7 Responses to ‘Staff bullying makes a mockery of our mission statement and ethos’

  1. Ana Claudia Menezes November 15, 2019 at 8:29 am #

    I feel really sad that you went through this terrible experience.

  2. sw November 16, 2019 at 3:16 am #

    It’s really deplorable that bullying is becoming more common and entrenched feature of social care. It is becoming acceptable and people have to soldier up, resign from that place or get dismissed.
    And unfortunate state is that it is not confined to colleague but service managers and managers collude.

    I have known cases where the information has been changed or deleted on the electronic records to project the worker singled out as incompetent and disorganised.

    There is a workplace where I was demanded by my manager to provide the name of the doctor who saw me at Accident and Emergency – if someone is in such agony to attend emergency department, would that person even remotely think about remembering the name of the doctor or the radiologist who saw her? And in this instance this had resulted in mere absence of one day from work.

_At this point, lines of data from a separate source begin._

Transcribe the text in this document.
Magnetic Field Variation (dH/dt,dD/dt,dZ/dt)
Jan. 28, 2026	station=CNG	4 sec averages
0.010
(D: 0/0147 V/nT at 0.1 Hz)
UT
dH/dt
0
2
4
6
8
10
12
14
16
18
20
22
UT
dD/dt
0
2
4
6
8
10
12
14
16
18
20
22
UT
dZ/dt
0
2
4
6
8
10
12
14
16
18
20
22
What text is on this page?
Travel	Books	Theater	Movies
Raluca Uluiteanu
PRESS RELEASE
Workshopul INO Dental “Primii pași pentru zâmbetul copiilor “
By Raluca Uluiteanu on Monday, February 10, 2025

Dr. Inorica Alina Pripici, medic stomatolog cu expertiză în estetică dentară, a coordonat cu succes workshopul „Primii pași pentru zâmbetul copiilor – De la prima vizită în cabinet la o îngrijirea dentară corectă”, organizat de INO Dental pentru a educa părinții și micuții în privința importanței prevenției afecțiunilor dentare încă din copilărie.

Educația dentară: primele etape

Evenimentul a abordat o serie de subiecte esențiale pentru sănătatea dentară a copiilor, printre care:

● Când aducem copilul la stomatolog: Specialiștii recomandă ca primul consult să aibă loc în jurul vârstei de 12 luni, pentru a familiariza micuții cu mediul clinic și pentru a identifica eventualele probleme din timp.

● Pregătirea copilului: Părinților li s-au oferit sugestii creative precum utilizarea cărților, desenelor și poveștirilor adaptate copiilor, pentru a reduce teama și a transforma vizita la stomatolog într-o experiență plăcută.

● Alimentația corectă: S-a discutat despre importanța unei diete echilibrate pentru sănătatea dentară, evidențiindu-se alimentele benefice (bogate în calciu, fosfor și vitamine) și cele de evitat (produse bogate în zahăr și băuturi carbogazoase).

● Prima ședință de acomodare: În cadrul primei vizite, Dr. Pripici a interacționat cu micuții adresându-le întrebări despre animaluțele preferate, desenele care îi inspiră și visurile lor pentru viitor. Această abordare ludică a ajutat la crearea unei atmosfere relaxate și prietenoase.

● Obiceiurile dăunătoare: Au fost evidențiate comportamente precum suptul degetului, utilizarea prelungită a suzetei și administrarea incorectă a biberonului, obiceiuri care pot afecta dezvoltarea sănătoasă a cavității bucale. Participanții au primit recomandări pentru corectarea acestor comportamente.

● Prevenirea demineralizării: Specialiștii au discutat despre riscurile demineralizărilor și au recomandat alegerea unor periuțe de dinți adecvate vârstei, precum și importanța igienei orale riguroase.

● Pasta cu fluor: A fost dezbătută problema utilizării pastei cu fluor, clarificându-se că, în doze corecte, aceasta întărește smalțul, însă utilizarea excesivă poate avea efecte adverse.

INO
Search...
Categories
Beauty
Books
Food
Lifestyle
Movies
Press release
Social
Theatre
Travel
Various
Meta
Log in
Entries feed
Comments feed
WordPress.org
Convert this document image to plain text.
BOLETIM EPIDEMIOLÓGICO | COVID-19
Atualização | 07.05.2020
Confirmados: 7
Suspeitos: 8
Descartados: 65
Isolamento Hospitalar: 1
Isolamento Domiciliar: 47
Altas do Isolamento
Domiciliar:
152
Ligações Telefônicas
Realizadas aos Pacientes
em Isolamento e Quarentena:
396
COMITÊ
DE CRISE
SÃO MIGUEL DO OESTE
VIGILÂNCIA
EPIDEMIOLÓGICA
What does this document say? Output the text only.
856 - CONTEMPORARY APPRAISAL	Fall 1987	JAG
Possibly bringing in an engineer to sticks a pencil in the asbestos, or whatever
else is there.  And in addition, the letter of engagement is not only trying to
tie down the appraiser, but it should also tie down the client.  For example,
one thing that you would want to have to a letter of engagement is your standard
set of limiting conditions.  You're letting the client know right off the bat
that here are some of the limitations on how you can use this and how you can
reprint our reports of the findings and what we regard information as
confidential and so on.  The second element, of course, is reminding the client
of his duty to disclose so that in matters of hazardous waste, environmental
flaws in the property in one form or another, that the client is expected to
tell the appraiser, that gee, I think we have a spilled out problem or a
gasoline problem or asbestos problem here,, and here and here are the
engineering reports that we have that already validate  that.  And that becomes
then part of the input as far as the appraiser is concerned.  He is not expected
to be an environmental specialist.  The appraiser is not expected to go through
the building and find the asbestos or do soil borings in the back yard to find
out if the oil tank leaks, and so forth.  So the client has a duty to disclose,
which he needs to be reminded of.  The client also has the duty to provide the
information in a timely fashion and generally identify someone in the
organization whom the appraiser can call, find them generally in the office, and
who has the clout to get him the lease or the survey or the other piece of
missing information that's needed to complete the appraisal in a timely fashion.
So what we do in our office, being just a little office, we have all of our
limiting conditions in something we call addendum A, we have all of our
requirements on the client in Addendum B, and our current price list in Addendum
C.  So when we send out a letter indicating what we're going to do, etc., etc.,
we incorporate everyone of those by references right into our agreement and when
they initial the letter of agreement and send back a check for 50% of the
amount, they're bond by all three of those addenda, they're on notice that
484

    The issues came to the attention of service managers, head of the service and her deputy and the bully was rewarded. Right across the board there were bullies with skewed perspectives.

  3. Graham Park November 16, 2019 at 10:26 am #

    Desperately serious, and well done for reminding us. As a now retired social worker who spent some years resolving problems in voluntary services for adults, this hopeless, outdated hierarchical approach is familiar and I hoped had died out; seemingly not. Moving bullies elsewhere is depressingly familiar, and the prevalence of staff with suspect abilities and motivations, including some with personality disorders, seems common. Do managers not get it that if staff bully each other (bad enough, and an insult to the majority who are well motivated), they are likely to do so to clients as well? My own experience was with undertrained, and so cheaper, voluntary housing and other agencies, but I know it happens in statutory residential services too. Either way, there is no excuse for social service managers and commissioners to overlook it.

  4. Marie November 18, 2019 at 4:37 pm #

    Sad but true. This culture exists across many if not all social care environments. I qualified almost 30 years ago and stepped out of SW 3 years ago last month. I have no intention or motivation to return. It made me ill and my health suffered significantly. If recant rely on each other how can we expect our children and young people to rely on us. Unfortunately this toxic and dangerous environment has taken hold and been around too long now. To change this ingrained practise takes more than one individual to fix. Blame culture, bullying culture, watch your back culture are rife in our profession.

  5. Tom J November 20, 2019 at 4:54 pm #

    There is no magic wand when someone experiences bullying, particularly if it is promoted by the organisation i.e. ‘You must meet these targets by hell of high water’. However I would encourage people to at least talk with their Trade Union rep to think it through and think about potential solutions.

  6. AMT November 20, 2019 at 5:10 pm #

    I can relate to much of what is being stated by Bill. Unfortunately, too often, it is the victim of bullying who is left to reconsider their own position. In many cases the victim of bullying i left to get on with it, having lost their confidence along the way…..

  7. Anon November 22, 2019 at 6:14 pm #

    its really sad. I can relate to the author of this article.